Mis en consultation vendredi par le Conseil fédéral, l'arsenal de mesures pour lutter contre le terrorisme ressemble beaucoup au précédent.

08 mars 2013, 14:06
Un arsenal de nouvelles mesures, comme les écoutes téléphoniques, devrait permettre de mieux lutter contre le terrorisme ou l'espionnage.

Un arsenal de nouvelles mesures, comme les écoutes téléphoniques, devrait permettre de mieux lutter contre le terrorisme ou l'espionnage. Malgré l'opposition du Parlement en 2008, le Conseil fédéral revient avec un projet très semblable. Il l'a mis vendredi en consultation.

A l'avenir, les agents fédéraux devraient avoir la possibilité de mener des "recherches spéciales": surveiller des communications (courrier, téléphone, courriel), observer des faits dans des lieux privés (comme les chambres d'hôtel), si nécessaire en installant des micros, perquisitionner secrètement des systèmes informatiques.

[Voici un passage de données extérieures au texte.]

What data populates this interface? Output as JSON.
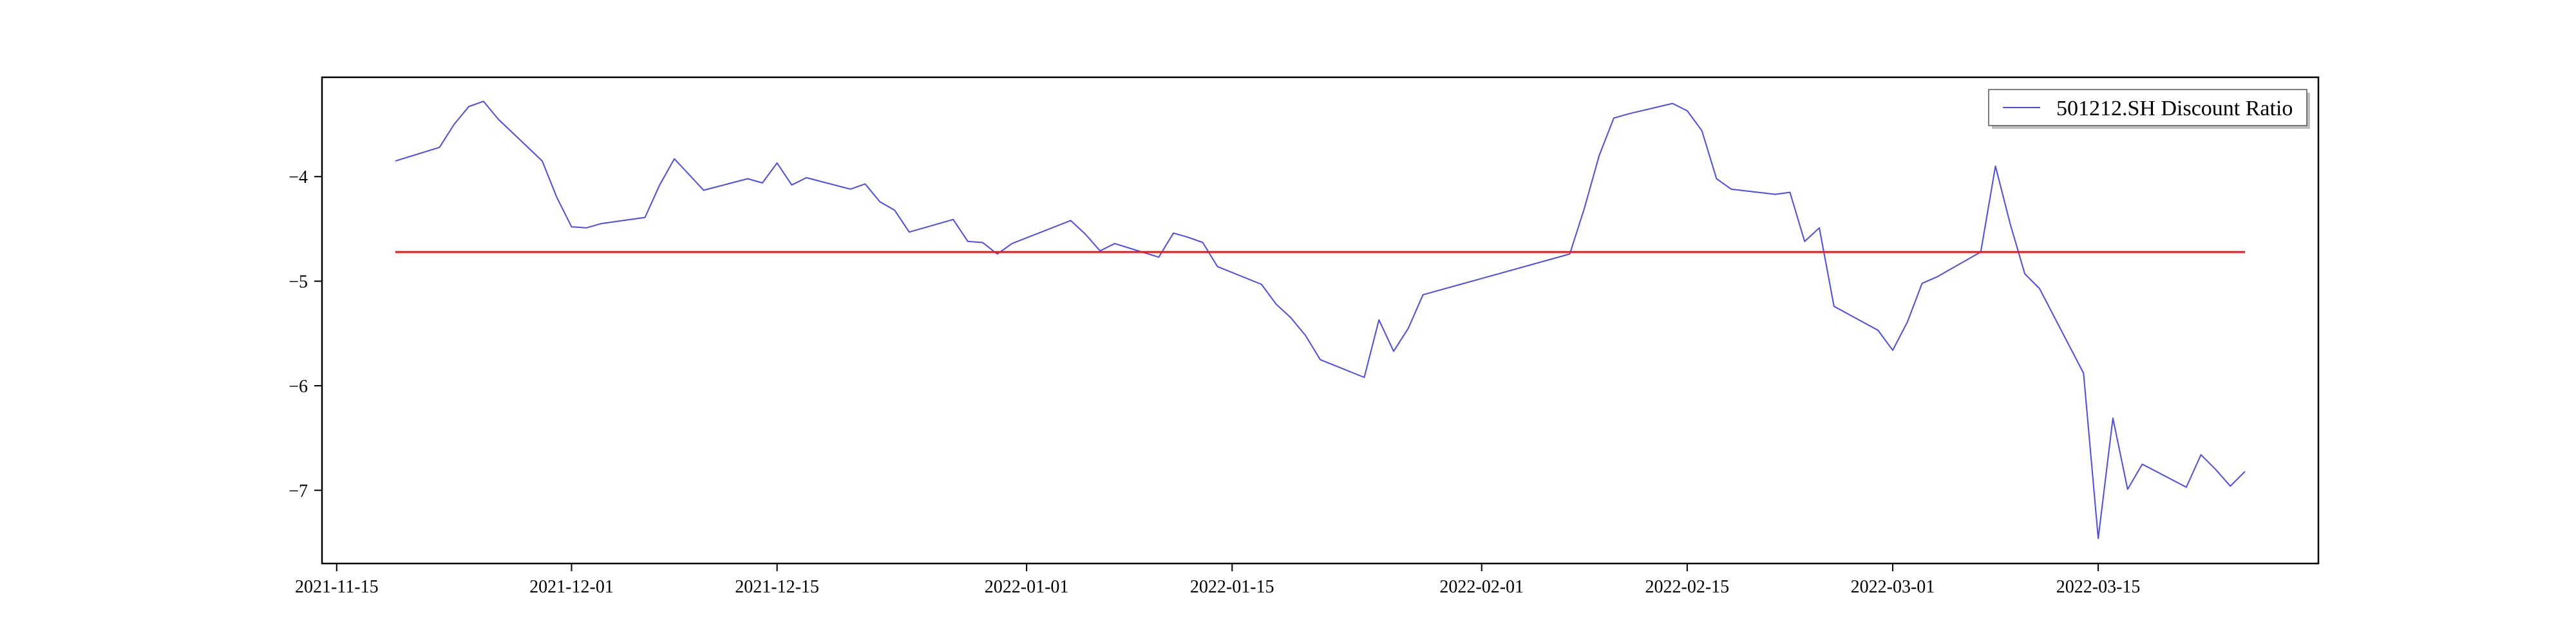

De telles mesures sont nécessaires, estime le Conseil fédéral L'arsenal actuel ne suffit plus au service de renseignements pour mener ses actions préventives. Il met en avant des acteurs de plus en plus agressifs et des formes de menaces toujours plus complexes.

Cas d'enlèvement

Une série de garde-fous est une nouvelle fois prévue pour éviter les dérives. Les "recherches spéciales", qui devraient se limiter au maximum à une dizaine par an, ne seront décidées qu'en dernier recours. Avant une telle intervention, il faudra l'aval du Tribunal administratif fédéral puis du chef du Département fédéral de la défense, qui devra consulter ses collègues de justice et police et des affaires étrangères (délégation de sécurité).

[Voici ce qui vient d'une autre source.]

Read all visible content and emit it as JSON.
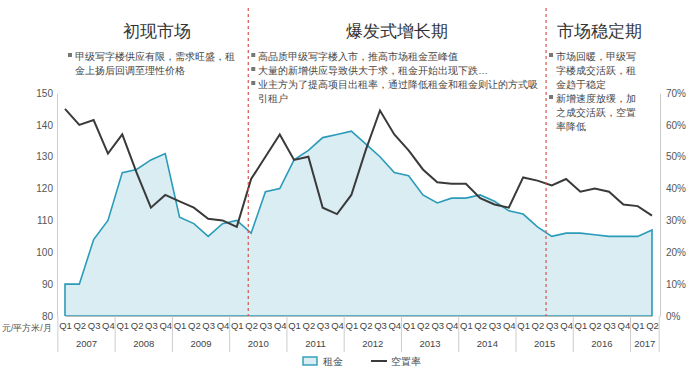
{
  "chart_data": {
    "type": "line",
    "categories": [
      "Q1",
      "Q2",
      "Q3",
      "Q4",
      "Q1",
      "Q2",
      "Q3",
      "Q4",
      "Q1",
      "Q2",
      "Q3",
      "Q4",
      "Q1",
      "Q2",
      "Q3",
      "Q4",
      "Q1",
      "Q2",
      "Q3",
      "Q4",
      "Q1",
      "Q2",
      "Q3",
      "Q4",
      "Q1",
      "Q2",
      "Q3",
      "Q4",
      "Q1",
      "Q2",
      "Q3",
      "Q4",
      "Q1",
      "Q2",
      "Q3",
      "Q4",
      "Q1",
      "Q2",
      "Q3",
      "Q4",
      "Q1",
      "Q2"
    ],
    "x_groups": [
      {
        "label": "2007",
        "count": 4
      },
      {
        "label": "2008",
        "count": 4
      },
      {
        "label": "2009",
        "count": 4
      },
      {
        "label": "2010",
        "count": 4
      },
      {
        "label": "2011",
        "count": 4
      },
      {
        "label": "2012",
        "count": 4
      },
      {
        "label": "2013",
        "count": 4
      },
      {
        "label": "2014",
        "count": 4
      },
      {
        "label": "2015",
        "count": 4
      },
      {
        "label": "2016",
        "count": 4
      },
      {
        "label": "2017",
        "count": 2
      }
    ],
    "series": [
      {
        "name": "租金",
        "type": "area",
        "color": "#2a9bb8",
        "values": [
          90,
          90,
          104,
          110,
          125,
          126,
          129,
          131,
          111,
          109,
          105,
          109,
          110,
          106,
          119,
          120,
          129,
          132,
          136,
          137,
          138,
          134,
          130,
          125,
          124,
          118,
          115.5,
          117,
          117,
          118,
          116,
          113,
          112,
          108,
          105,
          106,
          106,
          105.5,
          105,
          105,
          105,
          107
        ]
      },
      {
        "name": "空置率",
        "type": "line",
        "color": "#3a3a3a",
        "axis": "y2",
        "values": [
          65,
          60,
          61.5,
          51,
          57,
          45,
          34,
          38,
          36,
          34,
          30.5,
          30,
          28,
          43,
          50,
          57,
          49,
          50,
          34,
          32,
          38,
          52,
          64.5,
          57,
          52,
          46,
          42,
          41.5,
          41.5,
          37,
          35,
          34,
          43.5,
          42.5,
          41,
          43,
          39,
          40,
          39,
          35,
          34.5,
          31.5
        ]
      }
    ],
    "ylim": [
      80,
      150
    ],
    "yticks": [
      80,
      90,
      100,
      110,
      120,
      130,
      140,
      150
    ],
    "y_label": "元/平方米/月",
    "y2lim": [
      0,
      70
    ],
    "y2ticks": [
      {
        "value": 0,
        "label": "0%"
      },
      {
        "value": 10,
        "label": "10%"
      },
      {
        "value": 20,
        "label": "20%"
      },
      {
        "value": 30,
        "label": "30%"
      },
      {
        "value": 40,
        "label": "40%"
      },
      {
        "value": 50,
        "label": "50%"
      },
      {
        "value": 60,
        "label": "60%"
      },
      {
        "value": 70,
        "label": "70%"
      }
    ],
    "legend": "bottom",
    "phases": [
      {
        "title": "初现市场",
        "start": 0,
        "bullets": [
          "甲级写字楼供应有限，需求旺盛，租金上扬后回调至理性价格"
        ]
      },
      {
        "title": "爆发式增长期",
        "start": 12.8,
        "bullets": [
          "高品质甲级写字楼入市，推高市场租金至峰值",
          "大量的新增供应导致供大于求，租金开始出现下跌…",
          "业主方为了提高项目出租率，通过降低租金和租金则让的方式吸引租户"
        ]
      },
      {
        "title": "市场稳定期",
        "start": 33.6,
        "bullets": [
          "市场回暖，甲级写字楼成交活跃，租金趋于稳定",
          "新增速度放缓，加之成交活跃，空置率降低"
        ]
      }
    ]
  }
}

Outre les menaces de terrorisme, de prolifération, d'espionnage et d'extrémisme violent, ces mesures pourraient être utilisées pour la sauvegarde d'intérêts essentiels au pays dans des situations particulières, comme la protection d'infrastructures critiques ou de la place économique et financière ou dans des cas d'enlèvement de citoyennes et citoyens suisses à l'étranger.

Pas question toutefois d'y recourir pour les cas d'extrémisme violent en Suisse.